A Zaremski, L Gastonguay, C Zaremski, J Beauchene


Biodiversity of wood-decaying fungi in French Guiana sequences of the small subunit (SSU) of ribosomal (r) DNA and the two primer pairs SR6/SR10R and SR7/SR1R
2019 - IRG/WP 19-10936
Fungi from tropical regions are currently under-represented in the classification system.

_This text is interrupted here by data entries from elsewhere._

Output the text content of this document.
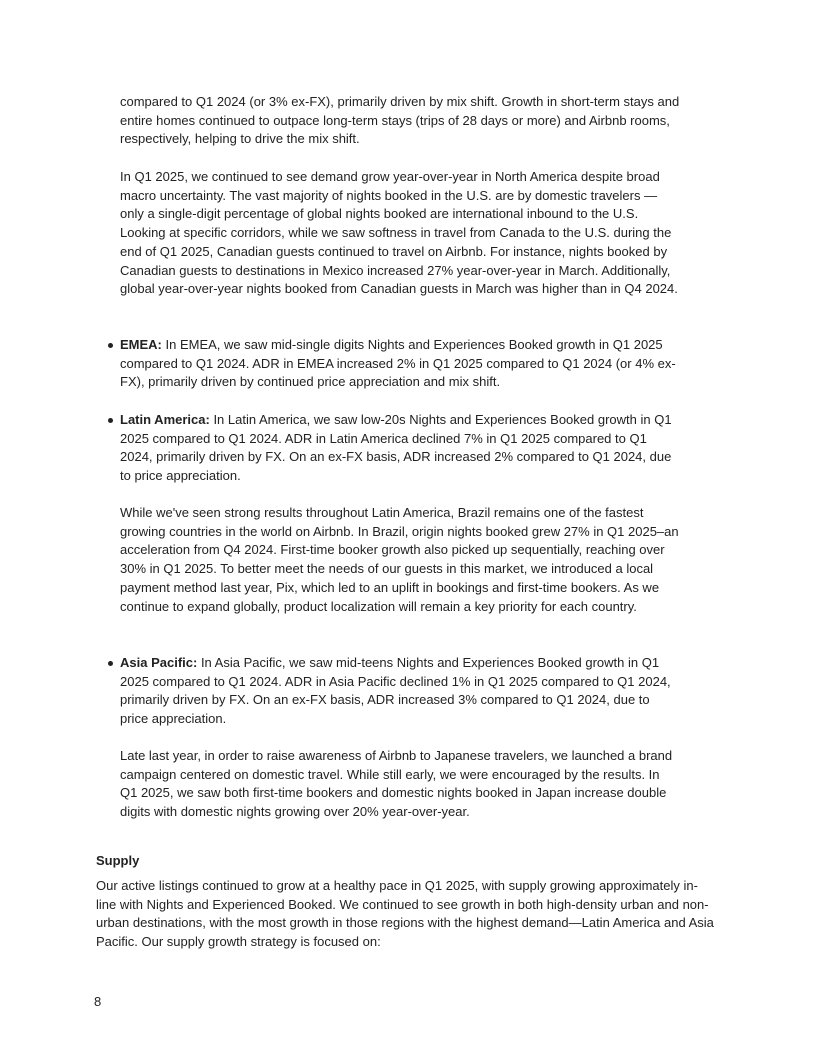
compared to Q1 2024 (or 3% ex-FX), primarily driven by mix shift. Growth in short-term stays and entire homes continued to outpace long-term stays (trips of 28 days or more) and Airbnb rooms, respectively, helping to drive the mix shift.

In Q1 2025, we continued to see demand grow year-over-year in North America despite broad macro uncertainty. The vast majority of nights booked in the U.S. are by domestic travelers —only a single-digit percentage of global nights booked are international inbound to the U.S. Looking at specific corridors, while we saw softness in travel from Canada to the U.S. during the end of Q1 2025, Canadian guests continued to travel on Airbnb. For instance, nights booked by Canadian guests to destinations in Mexico increased 27% year-over-year in March. Additionally, global year-over-year nights booked from Canadian guests in March was higher than in Q4 2024.

EMEA: In EMEA, we saw mid-single digits Nights and Experiences Booked growth in Q1 2025 compared to Q1 2024. ADR in EMEA increased 2% in Q1 2025 compared to Q1 2024 (or 4% ex-FX), primarily driven by continued price appreciation and mix shift.

Latin America: In Latin America, we saw low-20s Nights and Experiences Booked growth in Q1 2025 compared to Q1 2024. ADR in Latin America declined 7% in Q1 2025 compared to Q1 2024, primarily driven by FX. On an ex-FX basis, ADR increased 2% compared to Q1 2024, due to price appreciation.

While we've seen strong results throughout Latin America, Brazil remains one of the fastest growing countries in the world on Airbnb. In Brazil, origin nights booked grew 27% in Q1 2025–an acceleration from Q4 2024. First-time booker growth also picked up sequentially, reaching over 30% in Q1 2025. To better meet the needs of our guests in this market, we introduced a local payment method last year, Pix, which led to an uplift in bookings and first-time bookers. As we continue to expand globally, product localization will remain a key priority for each country.

Asia Pacific: In Asia Pacific, we saw mid-teens Nights and Experiences Booked growth in Q1 2025 compared to Q1 2024. ADR in Asia Pacific declined 1% in Q1 2025 compared to Q1 2024, primarily driven by FX. On an ex-FX basis, ADR increased 3% compared to Q1 2024, due to price appreciation.

Late last year, in order to raise awareness of Airbnb to Japanese travelers, we launched a brand campaign centered on domestic travel. While still early, we were encouraged by the results. In Q1 2025, we saw both first-time bookers and domestic nights booked in Japan increase double digits with domestic nights growing over 20% year-over-year.

Supply

Our active listings continued to grow at a healthy pace in Q1 2025, with supply growing approximately in-line with Nights and Experienced Booked. We continued to see growth in both high-density urban and non-urban destinations, with the most growth in those regions with the highest demand—Latin America and Asia Pacific. Our supply growth strategy is focused on:

8
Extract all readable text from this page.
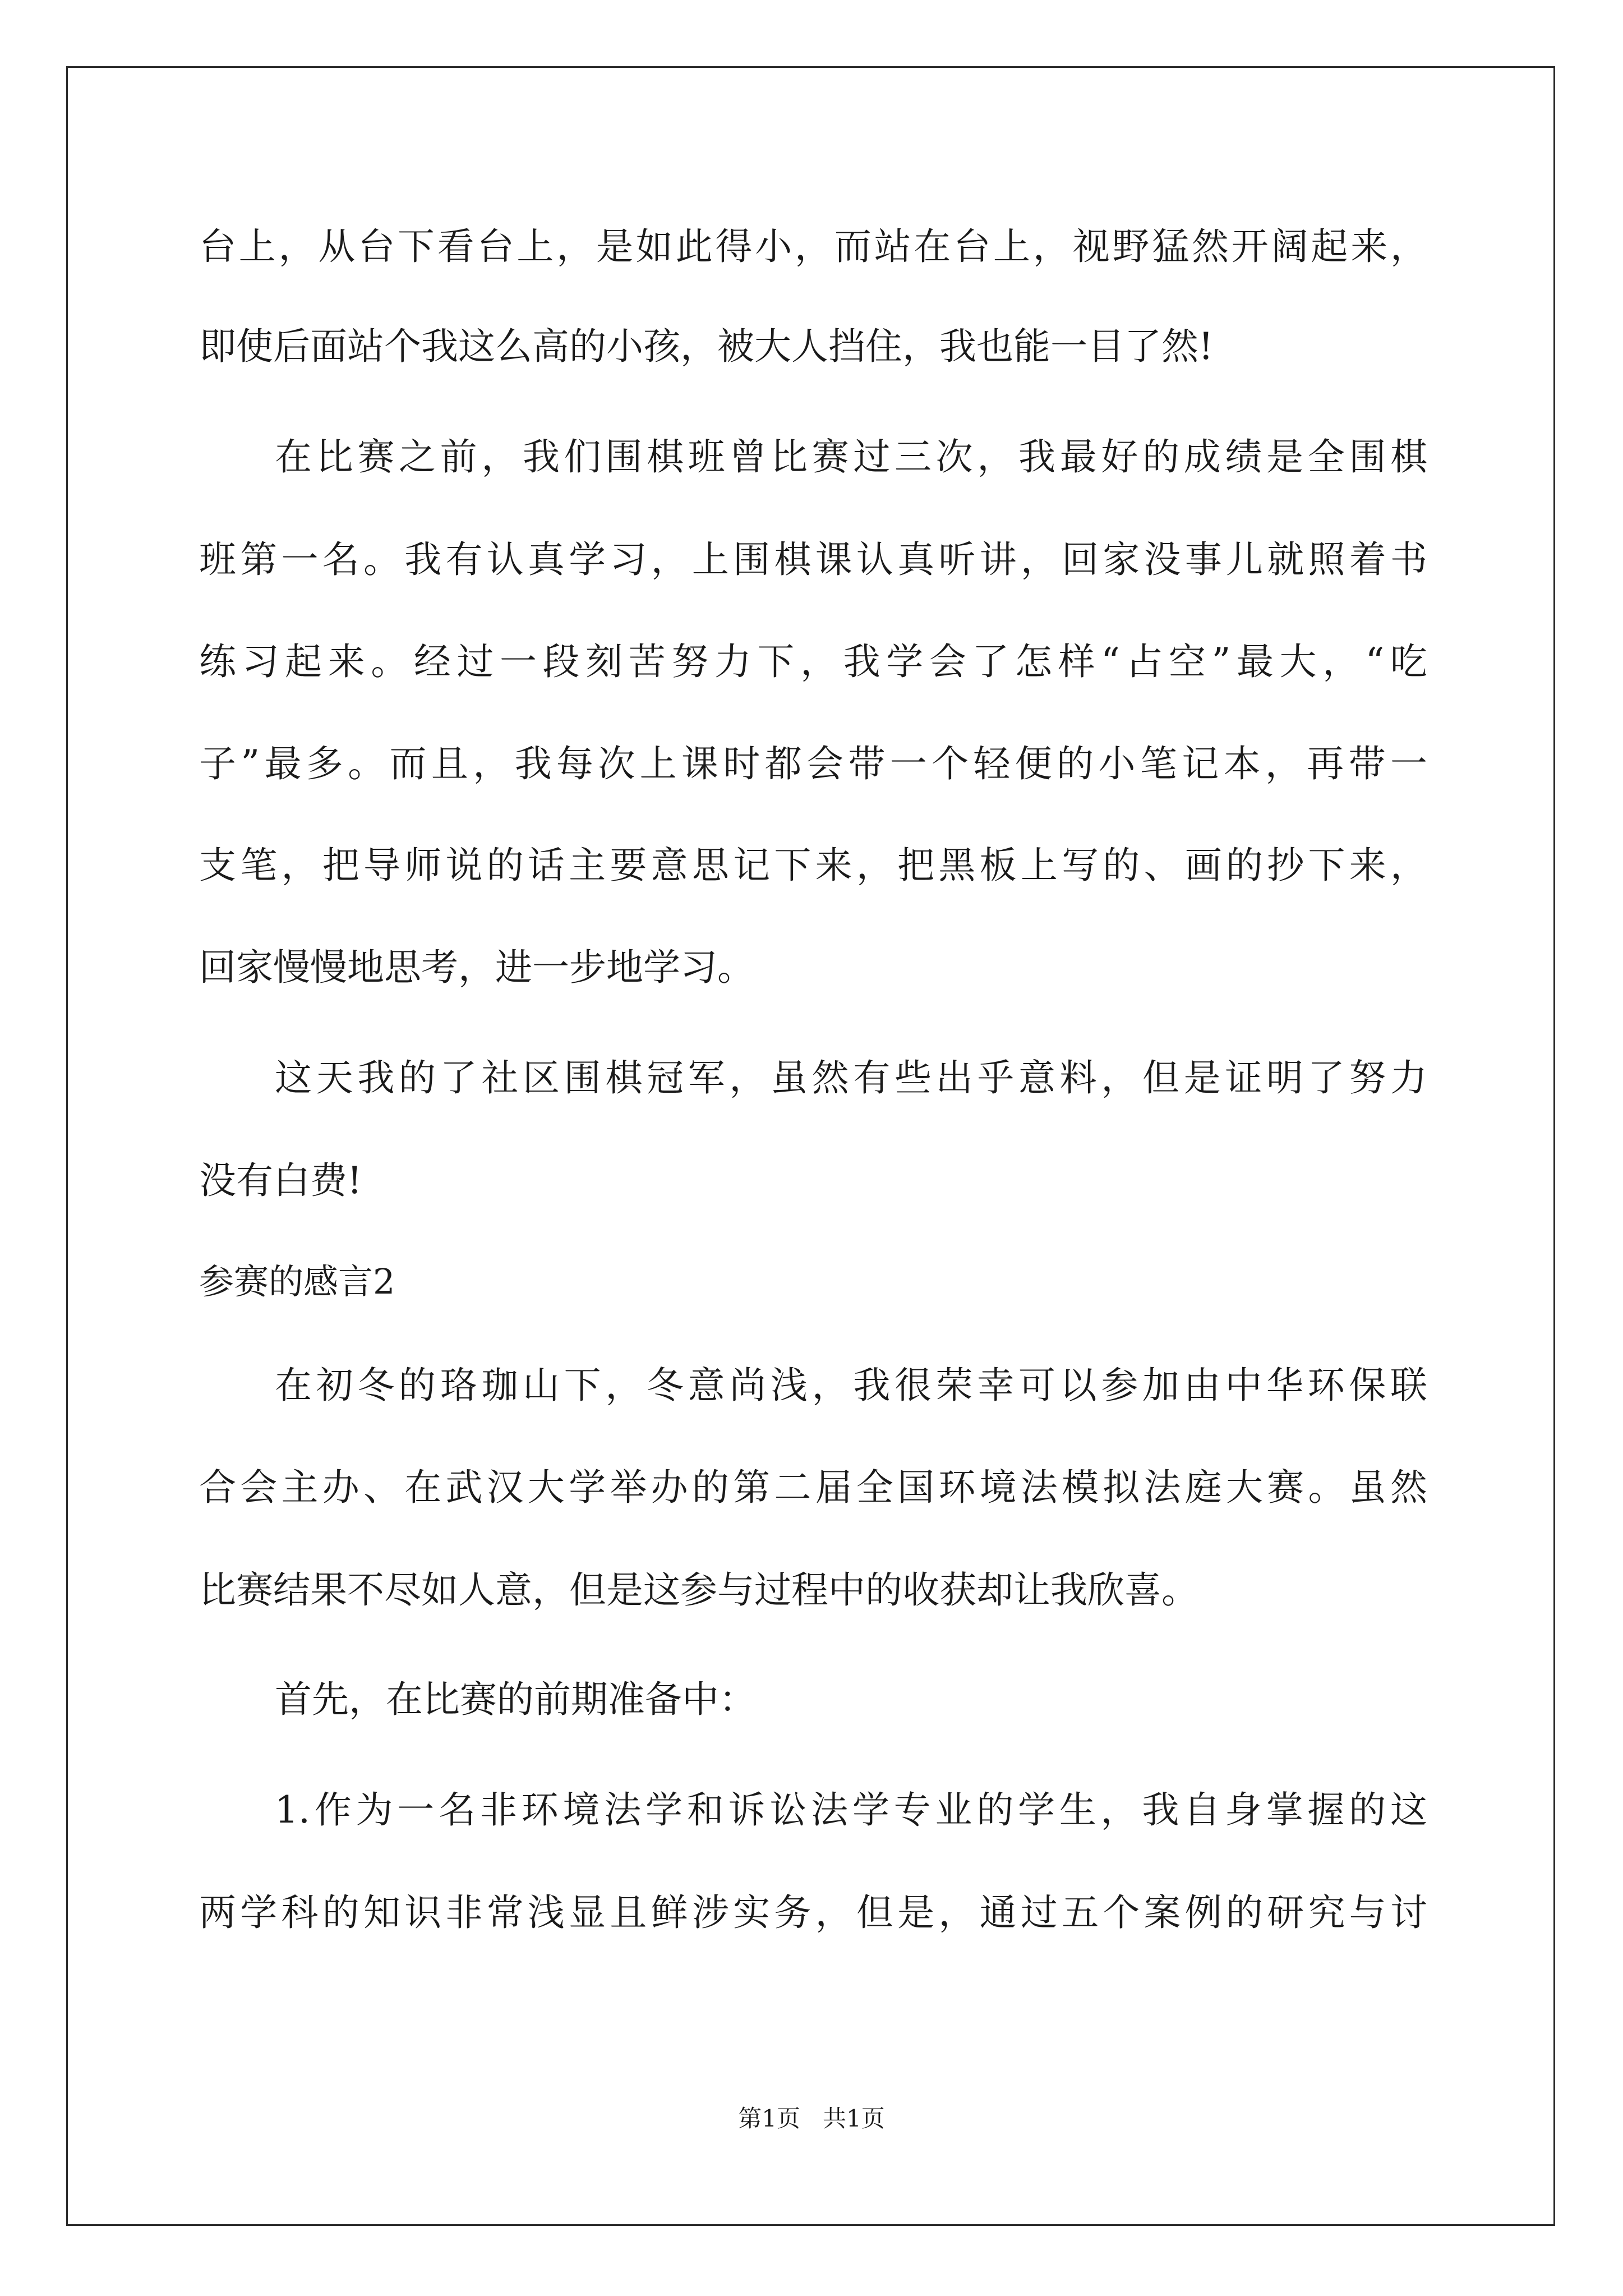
台上，从台下看台上，是如此得小，而站在台上，视野猛然开阔起来，
即使后面站个我这么高的小孩，被大人挡住，我也能一目了然!
在比赛之前，我们围棋班曾比赛过三次，我最好的成绩是全围棋
班第一名。我有认真学习，上围棋课认真听讲，回家没事儿就照着书
练习起来。经过一段刻苦努力下，我学会了怎样“占空”最大，“吃
子”最多。而且，我每次上课时都会带一个轻便的小笔记本，再带一
支笔，把导师说的话主要意思记下来，把黑板上写的、画的抄下来，
回家慢慢地思考，进一步地学习。
这天我的了社区围棋冠军，虽然有些出乎意料，但是证明了努力
没有白费!
参赛的感言2
在初冬的珞珈山下，冬意尚浅，我很荣幸可以参加由中华环保联
合会主办、在武汉大学举办的第二届全国环境法模拟法庭大赛。虽然
比赛结果不尽如人意，但是这参与过程中的收获却让我欣喜。
首先，在比赛的前期准备中：
1.作为一名非环境法学和诉讼法学专业的学生，我自身掌握的这
两学科的知识非常浅显且鲜涉实务，但是，通过五个案例的研究与讨
第1页 共1页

Indeed, difficult access to tropical forests makes it complicated to study fungus species in such environments, unlike in European zones where fungal diversity and taxonomy are much better known. The purposes of this work were: a) to enhance classification by integrating new data that would bring out the importance of certain traits of these fungi, and provide a clearer understanding of how the biodiversity of fungi from the forest ecosystems of French Guiana is organized, particularly those causing wood decay through white rot, brown rot or soft rot; b) to establish a collection of fungal isolates from fruiting bodies collected in French Guiana. This taxonomic study based on sequences of the small subunit (SSU) of ribosomal (r) DNA using the two primer pairs, SR6/SR10R and SR7/SR1R, was carried out on 39 fungus fruiting bodies from Cacao and Régina, in French Guiana. Our protocol enabled extraction, with good repeatability, of fungal DNA from a few mg of pure mycelium. With most of the strains studied we were able to obtain PCR products ranging in size from 376 to 625 base pairs. This study enabled to specify the taxa involved wood decay: 39 species were identified by BlastN. Most of them, in the class of the Basidiomycetes, were the main genera were found, such as Antrodia, Coriolopsis, Fomitopsis, Ganoderma, Poria, Lentinus, Pycnoporus, Auricularia, Gloeophyllum, Trametes, Fomitopsis, Rigidoporus. In addition to the above objectives, the production of pure mycelium from fruiting bodies identified in this study will be used to produce inoculum to test the ability of these fungal species in stimulating oleoresin production in Aquilaria trees from plantation established in French Guyana.